La pistola con la que un sicario atentó contra el senador Miguel Uribe fue adquirida legalmente en Arizona, pero su ingreso al país refleja la falta de control sobre la venta y tráfico, sumada a la débil vigilancia de las empresas de seguridad privada y la opacidad en la expedición de salvoconductos

Armas incautadas cuelgan en una bodega de la sede de la Policía Metropolitana en Bogotá, Colombia.
Camilo Sánchez

Como un virus invisible, el mercado negro de armas en Colombia se agiganta sin apenas pasar por el radar del Ministerio de Defensa. Pocos delitos han sido tan efectivos a la hora de eludir el debate en el país. El reclamo de estudiosos y sectores académicos para mejorar la situación se ha quedado corto ante la potencia de una economía sórdida. Allí se mezclan la desatención política, el oscurantismo en sectores de las fuerzas militares y de policía y la falta de información. ¿Cómo terminó un arma austriaca Glock, comprada en Arizona, con munición israelí modificada, en manos del joven sicario que atentó contra el senador Miguel Uribe Turbay en Bogotá?

Uno de los grandes líos a resolver es el de las alianzas de oficiales y policías que revenden armas de fuego a grupos criminales. Un tándem al que se suma una tercera vía de corrupción: las empresas de seguridad privada. La policía desmanteló este mes una suerte de sociedad fachada de servicios de vigilancia que, en varias ciudades, alquilaba armamento con salvoconductos y certificaba de manera fraudulenta a matones de bandas mafiosas. Esta oleada de sucesos ha empujado al Ministerio de Defensa a anunciar la activación de nuevos controles al armamento que utilizan estos negocios.

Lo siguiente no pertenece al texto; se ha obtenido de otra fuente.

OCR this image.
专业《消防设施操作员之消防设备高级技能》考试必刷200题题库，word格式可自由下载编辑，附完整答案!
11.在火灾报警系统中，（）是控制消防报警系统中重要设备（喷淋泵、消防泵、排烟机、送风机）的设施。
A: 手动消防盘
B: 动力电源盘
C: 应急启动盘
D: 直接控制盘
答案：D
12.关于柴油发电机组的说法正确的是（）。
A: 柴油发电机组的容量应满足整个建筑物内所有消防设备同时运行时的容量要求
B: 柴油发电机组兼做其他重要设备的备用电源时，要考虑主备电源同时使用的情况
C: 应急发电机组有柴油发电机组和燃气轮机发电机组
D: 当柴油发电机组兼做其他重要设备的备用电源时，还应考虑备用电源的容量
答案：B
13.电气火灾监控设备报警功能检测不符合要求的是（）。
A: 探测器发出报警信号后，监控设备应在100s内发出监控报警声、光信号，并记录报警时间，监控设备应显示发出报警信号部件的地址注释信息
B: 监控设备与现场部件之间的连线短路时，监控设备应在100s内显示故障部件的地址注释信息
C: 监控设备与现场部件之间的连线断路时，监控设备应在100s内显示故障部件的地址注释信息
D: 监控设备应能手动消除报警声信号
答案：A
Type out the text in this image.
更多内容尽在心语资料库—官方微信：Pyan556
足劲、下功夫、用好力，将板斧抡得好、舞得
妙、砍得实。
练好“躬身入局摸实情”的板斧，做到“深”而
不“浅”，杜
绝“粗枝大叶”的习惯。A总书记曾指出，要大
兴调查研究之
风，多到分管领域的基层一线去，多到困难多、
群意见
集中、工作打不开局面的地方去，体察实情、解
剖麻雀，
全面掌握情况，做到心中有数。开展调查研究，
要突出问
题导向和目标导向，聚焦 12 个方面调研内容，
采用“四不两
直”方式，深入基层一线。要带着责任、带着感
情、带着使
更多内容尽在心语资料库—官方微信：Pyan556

Lo cierto es que desde la Constitución del 91 se estableció un modelo restrictivo: solo el Estado puede gestionar la importación, fabricación, comercialización y porte de armas. Dos años más tarde se creó la Superintendencia de Vigilancia y Seguridad Privada, adscrita al Ministerio de Defensa, con el fin de ejercer control sobre el mercado privado. Hoy su papel está en entredicho. La corrosión del tráfico ha rebasado sus funciones. Y aunque no hay datos actualizados, las últimas estimaciones apuntaban que en 2017 había alrededor de 4.264.790 armas ilegales en manos de civiles en Colombia, de acuerdo con un trabajo publicado por la Fundación Ideas para la Paz (FiP) en 2020.

Personas marchan por la salud del candidato Miguel Uribe, en Cali, Colombia.

Para ese entonces, las Fuerzas Militares sumaban unas 350.689 armas de fuego, según el mismo informe, que se apoyó en datos del proyecto independiente Small Arms Survey. Una asimetría alarmante. Llegados a este punto habría que recordar que Colombia ocupó en 2024 el decimoctavo lugar en el escalafón de países con la mayor tasa de homicidios, según el portal Statista. El año pasado el promedio fue de 25,4 asesinatos por cada 100.000 habitantes. De ellos, el 75% fueron cometidos con armas de fuego. Una cifra más: 6 de las 50 ciudades más violentas del mundo son colombianas.

¿De dónde sale el armamento? Para Manuela Suárez, investigadora de mercados ilegales, el punto de partida se debe centrar en el hecho de que el control de armas esté unificado en un solo organismo: “Las Fuerzas Militares centralizan la fabricación, a través de Indumil. También vigilan el comercio. Expiden los permisos de tenencia temporal a los civiles, monopolizan su utilización, son los únicos autorizados de destruir las armas. ¿Quién le hace control a ese actor tan poderoso de todos los eslabones de la cadena? Nadie”.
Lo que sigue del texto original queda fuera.